I’ve been doing annual reviews since 2015. They’ve always involved walking, writing, rereading old notes, and trying to make sense of a year that already feels like it’s slipping into memory.
I’m trying something different this year.
I’m still walking. I’m still reflecting. But instead of writing everything down first, I’m talking—out loud—and letting AI help me process what comes next.
Walking, Talking, and Letting Thoughts Surface
Over the last few weeks, I’ve spent a lot of time walking in the park and voice‑journaling. I started with the Lifebook areas, one by one, talking through how each area felt over the past year. Then I did the same for my ten values.
No outline. No structure at first. Just letting thoughts come out in the order they wanted to show up.
That part felt familiar. Walking loosens things up. What’s new is what I did afterward.
Using AI to Reflect Back—Not Replace Thinking
Once I had those voice journals turned into text, I didn’t ask AI to summarize my year. Instead, I had a conversation with it about what I was trying to do.
I explained the exercise’s intent. Then I asked it to help me create prompts—questions I could reuse—to analyze each journal and eventually consolidate them into a single reflection document.
The results surprised me, in a good way.
Some of the connections it surfaced were things I’ve been circling for years. I recognized them immediately because I’ve written about them before. AI didn’t invent those—it noticed them because I had already put them into words.
But it also did something else: it showed me those same connections from slightly different angles. Different lenses. Different framings.
That was enough to trigger new thoughts of my own. And that’s where the value really was.

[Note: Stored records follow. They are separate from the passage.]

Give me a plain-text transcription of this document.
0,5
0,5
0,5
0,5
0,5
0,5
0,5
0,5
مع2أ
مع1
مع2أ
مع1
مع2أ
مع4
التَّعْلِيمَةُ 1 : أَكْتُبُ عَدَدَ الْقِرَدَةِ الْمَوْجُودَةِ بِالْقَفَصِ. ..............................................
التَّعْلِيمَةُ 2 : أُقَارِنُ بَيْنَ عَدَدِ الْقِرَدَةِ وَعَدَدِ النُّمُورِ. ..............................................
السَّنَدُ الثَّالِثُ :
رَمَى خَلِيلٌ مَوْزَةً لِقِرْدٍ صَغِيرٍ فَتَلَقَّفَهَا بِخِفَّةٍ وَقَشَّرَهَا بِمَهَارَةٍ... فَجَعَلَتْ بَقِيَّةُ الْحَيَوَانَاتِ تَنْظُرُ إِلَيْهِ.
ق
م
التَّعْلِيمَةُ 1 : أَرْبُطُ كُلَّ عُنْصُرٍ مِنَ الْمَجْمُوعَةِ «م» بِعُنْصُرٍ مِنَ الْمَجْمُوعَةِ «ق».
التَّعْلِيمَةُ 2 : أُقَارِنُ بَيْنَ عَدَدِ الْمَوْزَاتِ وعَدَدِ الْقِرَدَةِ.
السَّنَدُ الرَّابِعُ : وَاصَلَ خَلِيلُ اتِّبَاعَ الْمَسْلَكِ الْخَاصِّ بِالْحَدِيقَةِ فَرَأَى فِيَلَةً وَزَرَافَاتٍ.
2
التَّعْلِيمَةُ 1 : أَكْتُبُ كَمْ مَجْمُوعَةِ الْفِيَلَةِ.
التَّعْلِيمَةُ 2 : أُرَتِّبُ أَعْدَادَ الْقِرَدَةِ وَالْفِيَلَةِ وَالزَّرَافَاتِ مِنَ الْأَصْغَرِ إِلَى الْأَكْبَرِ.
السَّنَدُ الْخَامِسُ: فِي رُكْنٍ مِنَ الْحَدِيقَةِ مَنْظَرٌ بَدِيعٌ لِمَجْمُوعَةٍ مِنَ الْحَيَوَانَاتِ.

Noticing Tensions I Hadn’t Named Yet
One thing that stood out was how clearly it highlighted tensions between values.
Not judgments. Not prescriptions. Just tensions.
Some of those might be false positives—after all, AI can only work with what I’ve given it. Many of my older reflections still live in handwritten notebooks I haven’t digitized yet. That context matters.
Still, seeing those tensions written out prompted good questions—the kind of questions that don’t need immediate answers but are worth sitting with.
That alone made the exercise worthwhile.
This Is Still an Incomplete Picture—and That’s Okay
What I’ve done so far is just one slice of the year. Next, I’ll gather more:
- Journals from different capture methods throughout the year
- Blog posts I wrote in 2025
- Talks I gave
- Notes and transcripts scattered across tools
I’ll bring all of that together and use tools to let me have longer‑form conversations with the material. Not to get the answer, but to see what patterns show up when everything is in one place.
And then I will lock down my final review—and start asking forward‑looking questions about 2026.
Letting AI Suggest, Then Choosing Deliberately
As part of the values analysis, AI suggested a handful of experiments for next year—things I might try in Q1, Q2, or later.
Some were easy to discard. They assumed gaps that aren’t actually gaps for me.
Others, though, were surprisingly thoughtful. Not instructions—just possibilities. I’ll keep a few of those on the table and see which ones resonate as I shape next year.
Time Tracking: What I Measure—and What I Don’t
This reflection also brought me back to how I track time.
I don’t track everything. I never have.
I track deliberately when I’m trying to learn something specific. Reading time, for example. Or, over the last year, time spent creating—not just consuming.
I’ve thought about tracking shipping next. But that requires definition first. What counts as shipping? Writing? Publishing? Editing? Promotion?
And that last one—promotion—is the uncomfortable truth I can’t ignore. I shipped two books in 2025. I didn’t promote them nearly enough.
If I start tracking promotion, it won’t be for optimization. It’ll be to understand what experiments I’m actually running—and which ones I’m avoiding.
Reflection Without a Stopwatch
Interestingly, I don’t track the time I spend reflecting.
Journaling. Pondering. Making connections. Sitting with ideas until they click.
Partly because I know it’s happening. Partly because when I’m in it, I lose track of time entirely. It’s flow.
If anything, the risk isn’t that I’m doing too little reflection—it’s that I could do a lot of reflection and not enough action. But I know that’s not the case.
Tracking here isn’t about proving value. It’s about balance (Not something we find, but something we create).
What’s Still Left Before I Close the Year
Before I wrap up the 2025 review, there are a few things left:
- Revisiting my favorite quotes from the year and recording what they bring up now
- Reviewing the books I read and refining which ones truly earned a “favorite.”
- Noting music that mattered this year—new or old—and why it stuck
Those details help anchor the year emotionally, not just intellectually.
From there, I’ll sketch what 2026 might look like, lock in Q1 goals, and move forward with a little more clarity—and a lot more curiosity.
A Quiet Takeaway
AI didn’t do my annual review for me.
It listened. It reflected things back. It pointed at patterns I could choose to engage with—or not.
In the end, it amplified the part that matters most: paying attention to my own thinking, and giving myself better questions to carry into 2026.